Stories — browsing that feels familiar

To help users discover experiences, we designed a full-screen video browsing format similar to how people already share content on social media. For users who live on Instagram and Tiktok, this format feels natural, not like opening a booking app. Content is pulled from the product gallery, so it doesn't create extra work for the admin team.

Experience

Experience detail — find what you need fast

Experience pages carry a lot of information. We added a sticky anchor bar at the top so users can see the page structure at a glance and jump directly to what they care about — itinerary, pricing, what's included — without scrolling through everything.

Visual designs

Styleguide & design system

We developed the visual branding alongside the UI, making sure the look and feel matched what the product needed to communicate.

The color palette centers on 2 core colors. Dark blue is the primary. It signals credibility, trust, and reliability, which mattered a lot for a platform asking users to book services and spend money in an unfamiliar place. Teal green is the accent. It brings in the relaxed, tropical, natural energy of southern Thailand. Together they balance trust with atmosphere.
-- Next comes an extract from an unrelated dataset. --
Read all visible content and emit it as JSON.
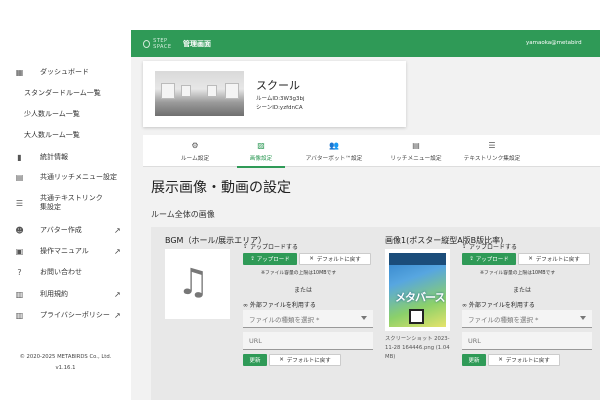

Beyond color, we documented the full design system — typography, components, spacing, and patterns — so the product stays consistent across all three platforms and gives developers a clear reference to build from.

Styleguide 1
Styleguide 2
Styleguide 3
Styleguide 4

After Launch

Outcome

The app launched. The client praised the team for delivering a polished, well-structured product quickly, despite a vague brief and a short timeline. Despite the success , the business eventually closed due to COVID-19.

What I'd Do Differently

This project was early in my career, and looking back there's a lot I'd approach differently now.

I'd start by questioning the business side more seriously. Is there a real and sustainable need here? I'd want to talk directly to villa guests and, just as importantly, to villa owners. Even a simple survey would have made the personas much more grounded and harder to argue with. I'd also push for at least some lightweight user testing before the build, and I'd get developers in the room earlier so feasibility questions get answered before they become problems.

The personas we built were honest assumptions. They pointed us in the right direction, but they were never validated. That's the thing I'd want to fix most.